Une fusillade provoquant la mort d’un enfant sur fond de trafic de drogues, des saisies records de cocaïne au port: Anvers vit de sombres jours. Que conclure de ces actualités inquiétantes ? Réponse avec Michaël Dantinne, professeur de criminologie à l’ULiège.

Un nouveau record a été dévoilé ce mardi : en 2022, 109,9 tonnes de cocaïne ont été saisies dans le port d’Anvers. Si l’on compare à l’année précédente, ce sont plus de 20 tonnes de drogues interceptées. Un chiffre en constante augmentation depuis dix ans dans l’une des plus grandes plaques tournantes du trafic sur le continent européen.

La veille de la publication de ce record, une enfant de 11 ans a été tuée après une série de coups de feu tirés sur sa maison située dans le district anversois. Un assassinat qui serait probablement en lien avec le milieu de la drogue puisque l’enfant tuée serait la nièce d’Othman E.B, recherché pour trafic de drogue et supposément installé à Dubaï.

Mais pour Michaël Dantinne, professeur de criminologie à l’ULiège, mélanger ces deux affaires serait une erreur. « 110 tonnes, c’est environ 5% de l’estimation de la production annuelle mondiale. Ce n’est donc pas du tout négligeable, sans compter ce que cela représente en termes de valeur marchande. Je crois qu’il faut avant tout prendre le chiffre pour ce qu’il est : à savoir qu’on a beaucoup saisi, à Anvers, en 2022, et plus qu’en 2021. C’est plutôt à porter au crédit des autorités, non ? »

Cependant, il constate qu’une certaine violence se dévoile désormais au grand jour.  « Il semble beaucoup plus juste de constater que l’on assiste à une recrudescence des formes visibles de violence liées au trafic de drogue(s). Parce qu’à lire certaines interprétations, on a un peu l’impression que ce n’est que récemment que les trafiquants font usage du registre violent.

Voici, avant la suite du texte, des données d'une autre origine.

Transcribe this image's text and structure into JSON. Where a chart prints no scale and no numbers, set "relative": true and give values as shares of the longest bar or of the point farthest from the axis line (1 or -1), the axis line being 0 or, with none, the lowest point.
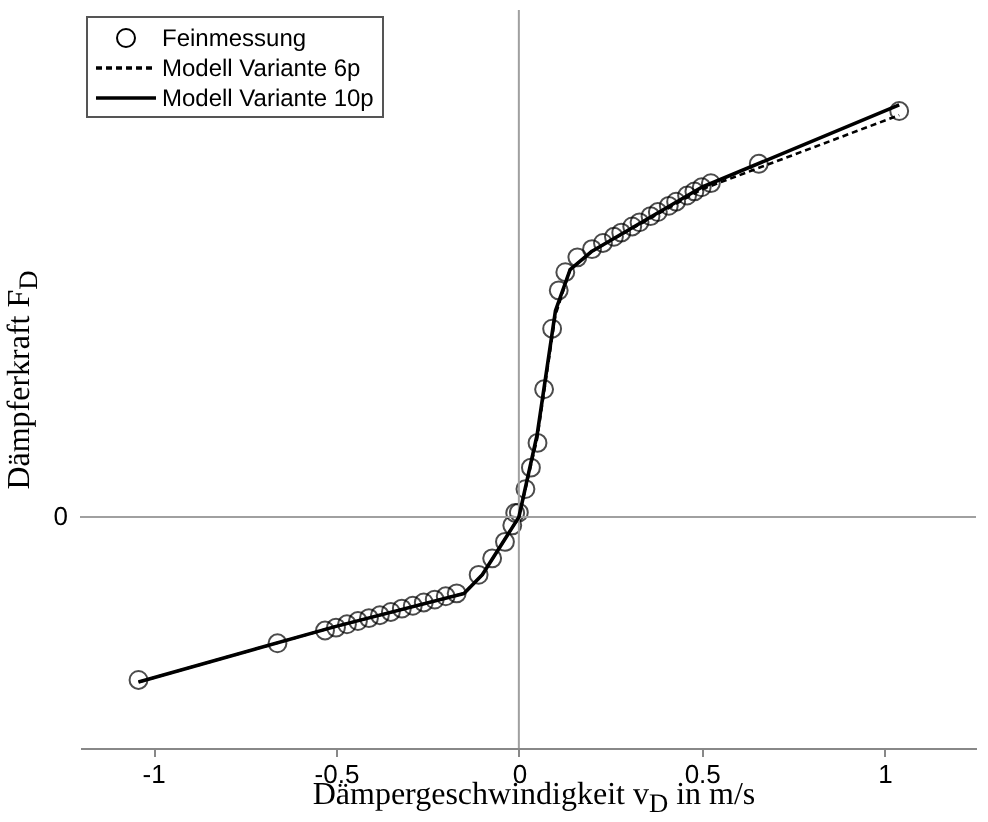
{
  "chart_data": {
    "type": "line",
    "relative": true,
    "xlabel": "Dämpergeschwindigkeit v$_{D}$ in m/s",
    "ylabel": "Dämpferkraft F$_{D}$",
    "xlim": [
      -1.2,
      1.25
    ],
    "xticks": [
      -1,
      -0.5,
      0,
      0.5,
      1
    ],
    "legend": "top left",
    "grid": false,
    "ref_lines": [
      {
        "axis": "y",
        "value": 0,
        "label": "0",
        "color": "#a0a0a0"
      },
      {
        "axis": "x",
        "value": 0,
        "color": "#a0a0a0"
      }
    ],
    "series": [
      {
        "name": "Feinmessung",
        "type": "scatter",
        "marker": "circle",
        "color": "#000000",
        "x": [
          -1.04,
          -0.66,
          -0.53,
          -0.5,
          -0.47,
          -0.44,
          -0.41,
          -0.38,
          -0.35,
          -0.32,
          -0.29,
          -0.26,
          -0.23,
          -0.2,
          -0.17,
          -0.11,
          -0.073,
          -0.038,
          -0.018,
          -0.01,
          0.0,
          0.018,
          0.033,
          0.051,
          0.069,
          0.091,
          0.109,
          0.127,
          0.16,
          0.2,
          0.23,
          0.26,
          0.28,
          0.31,
          0.33,
          0.36,
          0.38,
          0.41,
          0.43,
          0.46,
          0.48,
          0.5,
          0.525,
          0.656,
          1.04
        ],
        "values": [
          -0.395,
          -0.306,
          -0.275,
          -0.268,
          -0.26,
          -0.252,
          -0.245,
          -0.238,
          -0.23,
          -0.222,
          -0.215,
          -0.207,
          -0.2,
          -0.192,
          -0.185,
          -0.14,
          -0.1,
          -0.06,
          -0.02,
          0.01,
          0.011,
          0.068,
          0.12,
          0.18,
          0.31,
          0.457,
          0.55,
          0.594,
          0.63,
          0.65,
          0.665,
          0.68,
          0.69,
          0.705,
          0.715,
          0.73,
          0.74,
          0.755,
          0.765,
          0.78,
          0.79,
          0.8,
          0.81,
          0.857,
          0.985
        ]
      },
      {
        "name": "Modell Variante 6p",
        "marker": "none",
        "line_style": "dashed",
        "color": "#000000",
        "x": [
          -1.04,
          -0.5,
          -0.15,
          -0.1,
          -0.05,
          0.0,
          0.05,
          0.1,
          0.14,
          0.2,
          0.5,
          1.04
        ],
        "values": [
          -0.4,
          -0.265,
          -0.185,
          -0.14,
          -0.07,
          0.0,
          0.19,
          0.49,
          0.6,
          0.645,
          0.795,
          0.975
        ]
      },
      {
        "name": "Modell Variante 10p",
        "marker": "none",
        "line_style": "solid",
        "color": "#000000",
        "x": [
          -1.04,
          -0.5,
          -0.15,
          -0.1,
          -0.05,
          0.0,
          0.05,
          0.1,
          0.14,
          0.2,
          0.5,
          1.04
        ],
        "values": [
          -0.4,
          -0.265,
          -0.185,
          -0.14,
          -0.07,
          0.0,
          0.2,
          0.5,
          0.6,
          0.645,
          0.8,
          1.0
        ]
      }
    ]
  }
}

Ceci traduit une totale méconnaissance de ce que sont les organisations criminelles et les réseaux auxquels elles participent, et de ce qu’elles font et comment elles le font. »

Un cercle vicieux

Si la montée des violences est désormais beaucoup plus visible, l’affaire Sky ECC y serait pour quelque chose. En mars 2021, le réseau de communication cryptée a été démantelé par la police. Durant les mois qui ont suivi, de vastes opérations policières ont été mises en place grâce aux données récupérées. Résultats : des centaines de perquisitions et d’interpellations.

Une victoire pour les autorités belges, mais qui peut provoquer des dommages collatéraux. « Les saisies, couplées aux démantèlements de laboratoires, aux arrestations et autres ‘victoires’ policières/judiciaires ont participé à une déstabilisation du marché de la drogue en lien avec Anvers. La littérature s’accorde sur une règle : un marché criminel stable est un marché calme. A l’opposé, un marché criminel instable est un marché bouillonnant, notamment en matière d’usage de la violence », indique Michaël Dantinne. En d’autres termes, les réseaux de trafic, menacés de près par des enquêtes, perdent de l’argent en se faisant saisir de la drogue et n’ont d’autres solutions que d’avoir recours à la violence pour à la fois éviter de perdre leur place, mais aussi pour ramener une stabilité dans les revenus.

Mais les conséquences de l’affaire Sky ECC ne s’arrêtent pas là. En démantelant le réseau, les autorités publiques ont notamment découvert une modification du marché dans le secteur de la cocaïne. Avant, le produit quasiment totalement fini partait de pays producteurs comme la Colombie, la Bolivie et le Pérou. Seulement, des laboratoires se sont installés dans plusieurs pays d’Europe afin de traiter les feuilles de coca sur place. « Grâce à Sky ECC, on a démantelé pas mal de laboratoires au Pays-Bas, en Espagne et en Belgique. » De quoi donc installer encore plus d’instabilités dans le trafic de cocaïne.

Mais si les autorités publiques progressent dans la lutte, endiguer totalement les réseaux de drogues est illusoire, notamment dans les capacités d’adaptation de ceux-ci. « La lutte contre la drogue est une lutte dans laquelle on doit savoir qu’on n’endiguera jamais le phénomène. Ce qu’on recherche, c’est à compliquer au maximum la vie des trafiquants. Mais en sachant que toute victoire engrangée a parfois des conséquences qu’on ne soupçonne pas et va donner lieu à des adaptations. Les autorités publiques gagnent d’un côté et perdent de l’autre », conclut Michaël Dantinne.